The Washington PostDemocracy Dies in Darkness

Trump’s lawyers still won’t actually say it

Former president Donald Trump speaks at a rally in Wilkes-Barre, Pa., on Sept. 3. (Mary Altaffer/AP)

Donald Trump’s lawyers’ conspicuous reluctance to echo Trump’s claim that he had declassified the records that were labeled confidential, secret or top-secret seized at Mar-a-Lago last month just became even more conspicuous.

It has now been a full month since Trump issued a public statement saying that he actually declassified the documents. But that argument was not only absent from months of behind-closed-doors jousting that preceded the court-approved Aug. 8 search, as the government has said — it continues to be absent from the growing post-search legal battle. And it remains absent despite the documents’ classification status being a core issue in the current dispute. (Though it’s worth noting that the laws cited by DOJ for the Mar-a-Lago search don’t require classification.)

The dispute over which records a special master will review has provided an ideal forum in which to assert the claim. Judge Aileen M. Cannon recently ruled that the special master must be allowed to review all of the nearly 11,000 documents seized, including 100 that are classified, temporarily hamstringing the DOJ’s criminal investigation. That led the Justice Department late last week to ask narrowly that the government be allowed to continue reviewing only the classified documents.
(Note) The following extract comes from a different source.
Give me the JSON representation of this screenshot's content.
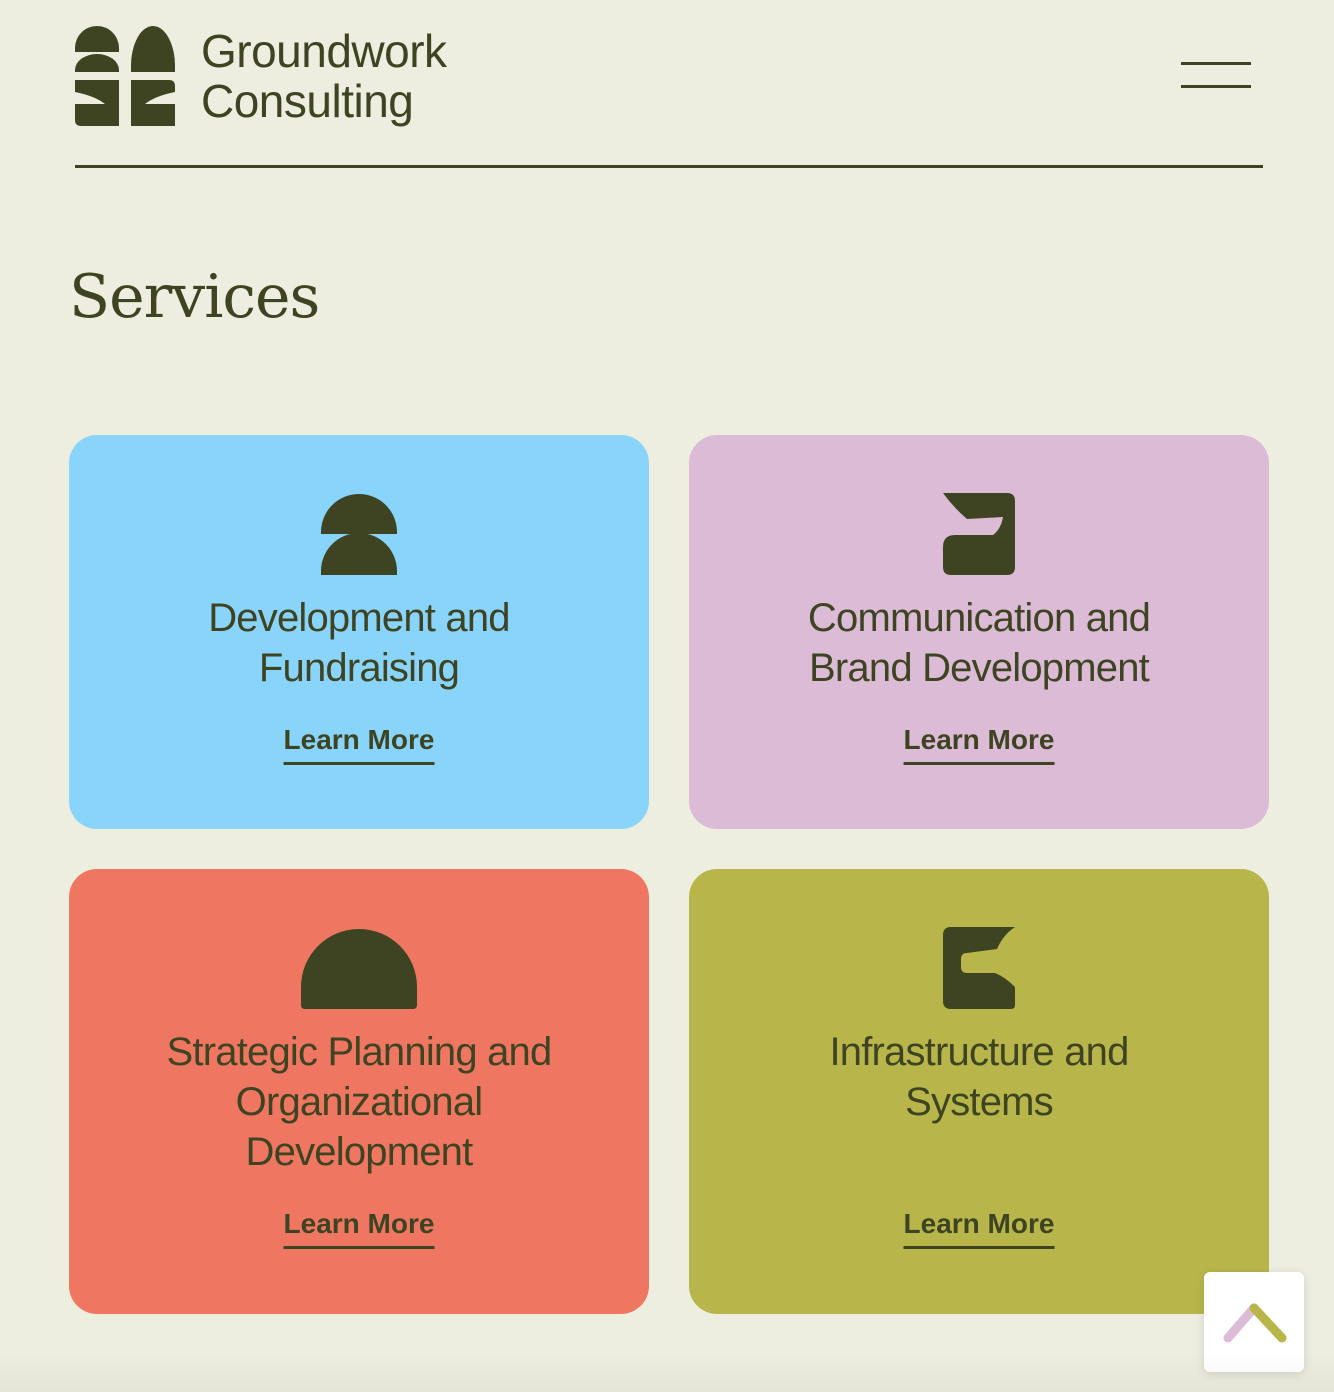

In a filing in response to that DOJ request on Monday, Trump’s lawyers suggestively cast doubt on whether the documents are actually classified. They repeatedly use skeptical quotation marks around the phrase “classified records.”
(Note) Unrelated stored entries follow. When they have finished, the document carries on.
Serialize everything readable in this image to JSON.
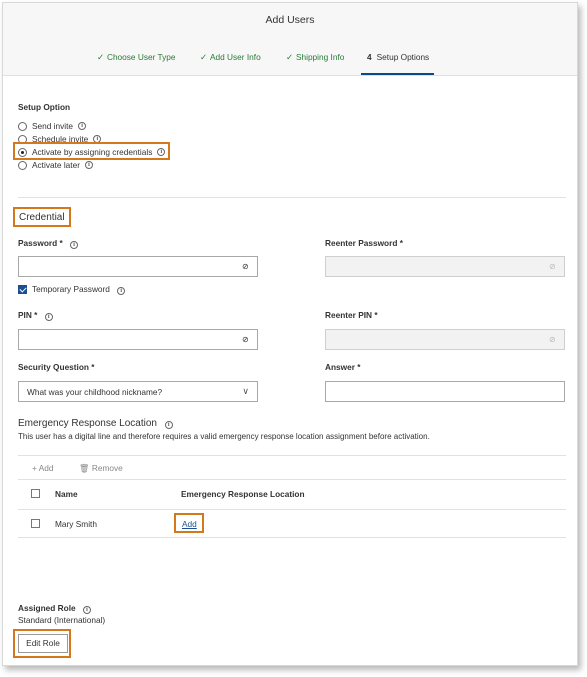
{
  "header": {
    "title": "Add Users",
    "steps": [
      {
        "label": "Choose User Type",
        "mark": "✓"
      },
      {
        "label": "Add User Info",
        "mark": "✓"
      },
      {
        "label": "Shipping Info",
        "mark": "✓"
      },
      {
        "label": "Setup Options",
        "mark": "4"
      }
    ]
  },
  "setup": {
    "label": "Setup Option",
    "options": [
      {
        "label": "Send invite",
        "selected": false
      },
      {
        "label": "Schedule invite",
        "selected": false
      },
      {
        "label": "Activate by assigning credentials",
        "selected": true
      },
      {
        "label": "Activate later",
        "selected": false
      }
    ]
  },
  "credential": {
    "heading": "Credential",
    "password_label": "Password *",
    "reenter_password_label": "Reenter Password *",
    "temporary_password_label": "Temporary Password",
    "temporary_password_checked": true,
    "pin_label": "PIN *",
    "reenter_pin_label": "Reenter PIN *",
    "security_question_label": "Security Question *",
    "security_question_value": "What was your childhood nickname?",
    "answer_label": "Answer *"
  },
  "erl": {
    "heading": "Emergency Response Location",
    "description": "This user has a digital line and therefore requires a valid emergency response location assignment before activation.",
    "add_label": "Add",
    "remove_label": "Remove",
    "columns": [
      "Name",
      "Emergency Response Location"
    ],
    "rows": [
      {
        "name": "Mary Smith",
        "action": "Add"
      }
    ]
  },
  "role": {
    "label": "Assigned Role",
    "value": "Standard (International)",
    "edit_label": "Edit Role"
  },
  "colors": {
    "highlight": "#d4781c",
    "done_step": "#2a7a38",
    "accent": "#0a4a8b"
  }
}
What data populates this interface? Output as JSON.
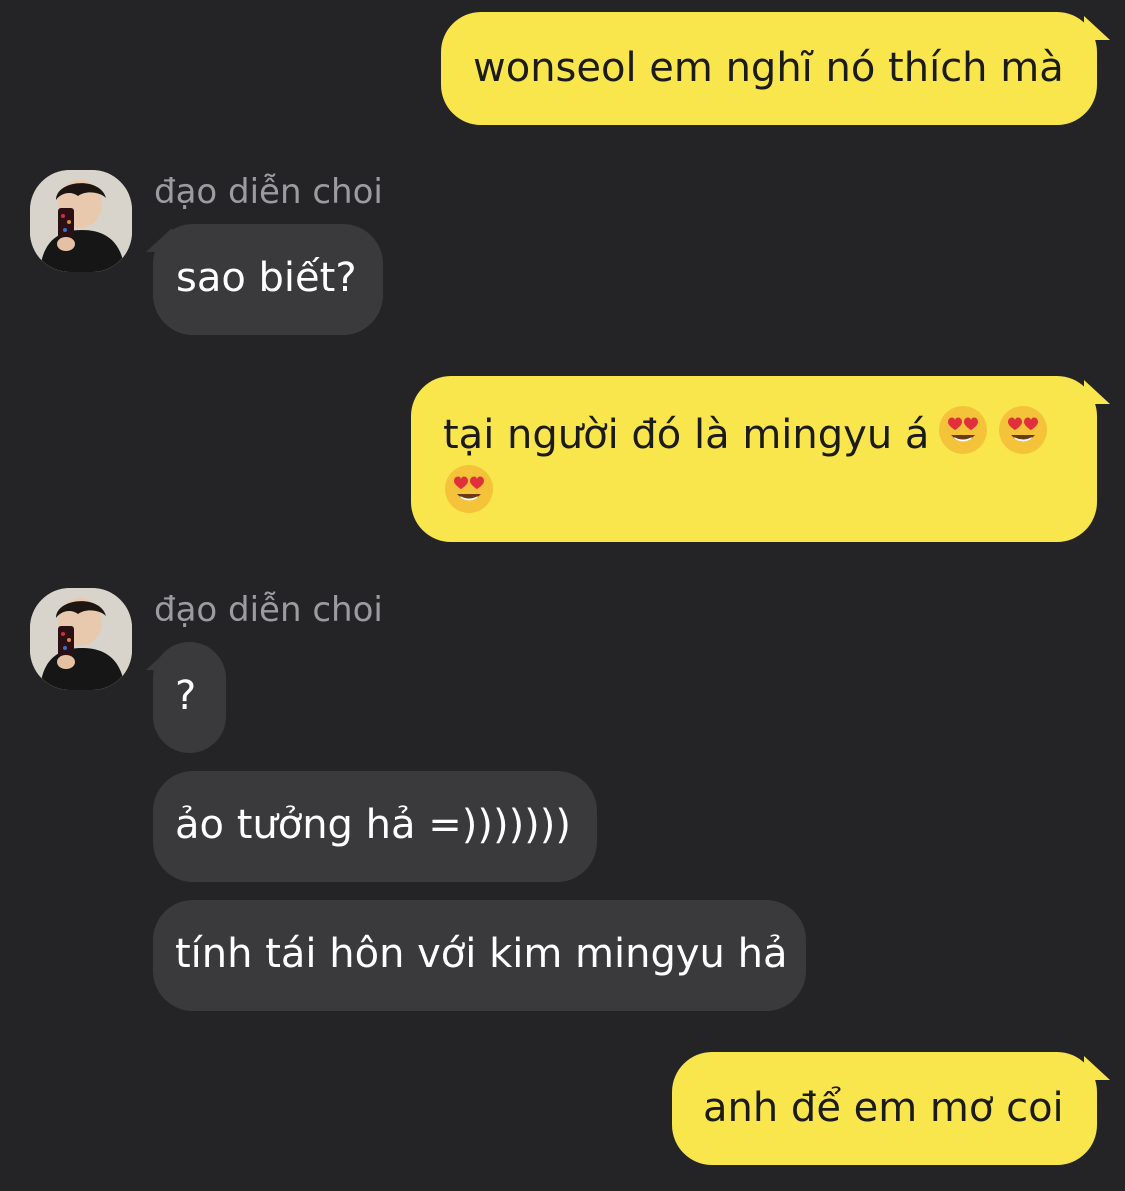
{
  "conversation": {
    "sender_name": "đạo diễn choi",
    "messages": [
      {
        "from": "me",
        "text": "wonseol em nghĩ nó thích mà"
      },
      {
        "from": "them",
        "text": "sao biết?"
      },
      {
        "from": "me",
        "text": "tại người đó là mingyu á",
        "emoji": [
          "heart-eyes-emoji",
          "heart-eyes-emoji",
          "heart-eyes-emoji"
        ]
      },
      {
        "from": "them",
        "text": "?"
      },
      {
        "from": "them",
        "text": "ảo tưởng hả =)))))))"
      },
      {
        "from": "them",
        "text": "tính tái hôn với kim mingyu hả"
      },
      {
        "from": "me",
        "text": "anh để em mơ coi"
      }
    ]
  },
  "colors": {
    "background": "#242426",
    "outgoing_bubble": "#f9e54c",
    "incoming_bubble": "#3a3a3c",
    "sender_name": "#9c9ca0"
  }
}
But crucially, they yet again decline to say Trump actually declassified them, and instead cast that as an issue “to be determined later.” Rather than actually assert Trump declassified the documents — as Trump has said, in his various public statements — they attempt to place the burden on the Justice Department to prove that Trump didn’t.

“The Government contends that President Trump can have no such interest in the purported ‘classified records,’ ” Trump’s lawyers say in their filing. “But, again, the Government has not proven these records remain classified. That issue is to be determined later.”
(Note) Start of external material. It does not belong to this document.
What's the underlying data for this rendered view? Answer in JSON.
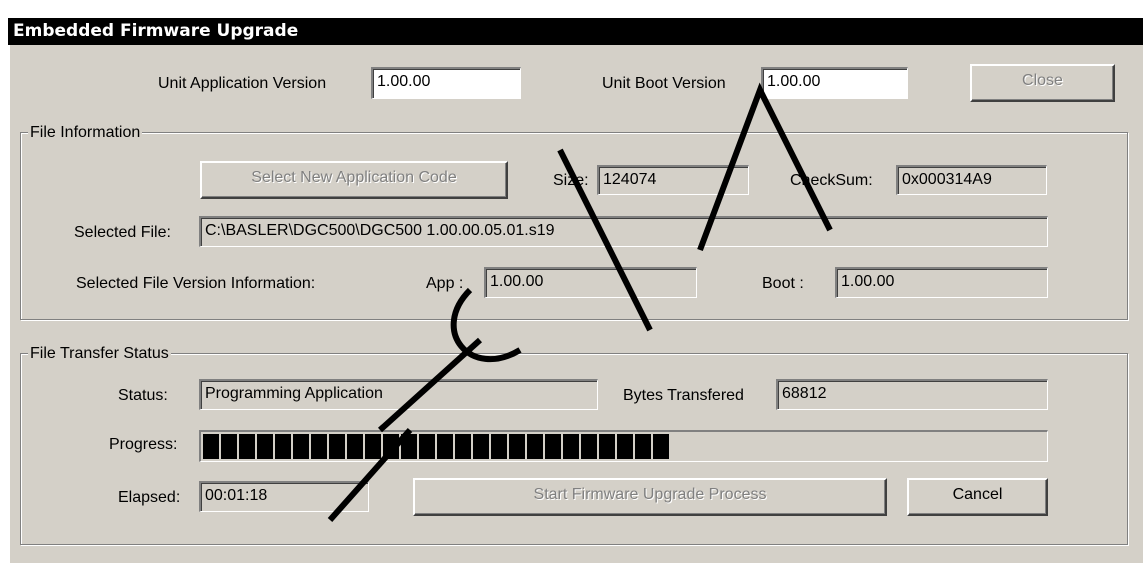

And at another point, the filing says that “the Government’s stance assumes that if a document has a classification marking, it remains classified irrespective of any actions taken during President Trump’s term in office.”

“There still remains a disagreement as to the classification status of the documents,” the filing says. “The Government’s position therefore assumes a fact not yet established.”

But there isn’t really a disagreement, at least in the legal record. The government says the records are classified because they are marked as such and there is no actual evidence they were declassified; Trump’s legal team is casting doubt on that without actually saying it’s not true. And they won’t say it despite having direct access to the guy who could seemingly clear all that up.

Trump’s lawyers have said repeatedly in court filings that Trump had the power as president to declassify the documents — and they said that as far back as in May, in a letter. But, as in that letter, the lawyers won’t go as far as to say he actually did so. They won’t say it even though former Trump aide Kash Patel, in response to a report about classified documents being housed at Mar-a-Lago, said on Breitbart News in May that Trump “declassified whole sets of materials in anticipation of leaving government.” They won’t say it even though Trump issued a statement as early as Aug. 12 that “It was all declassified.” (Back then, Trump’s team also claimed on Fox News, without evidence, that he had a “standing order” that “documents removed from the Oval Office and taken to the residence were deemed to be declassified the moment he removed them.”)

The dancing around this issue has even, at times, extended to public comments made out of court. Trump lawyer Alina Habba recently qualified the claim that Trump has declassified the records by saying it was “my understanding” that he had done so. (Habba said this shortly after suggesting she hadn’t had sufficient security clearance to such documents — something which would only be an issue if the documents were, in fact, classified.)

That interview seemed to reinforce what’s clear from the rest of the record: For whatever reason, Trump’s lawyers simply don’t want to say in court what Trump has said outside of it. That could be because they know it’s not true, because they worry they can’t actually prove it, or because they simply don’t know themselves and worry about repercussions from making a false claim to a judge.

But this filing seems like it would have been an ideal time to assert such a thing, and they still won’t. The documents actually being declassified would significantly strengthen their case against the Justice Department’s proposed stay; instead, they keep pointing to the idea that it’s merely possible that’s the case without actually saying it is. And they suggest it’s on the government to prove a negative.

Again, strictly speaking, the documents’ classification status might not be fully relevant when it comes to the potential crimes the government is investigating. The government’s subpoena was also for documents marked classified — not just actual classified documents.

But it does matter for the issue at hand. It certainly matters when it comes to the credibility of Trump’s defense. And it appears Trump’s lawyers are going to continue to do all they can to avoid echoing their boss.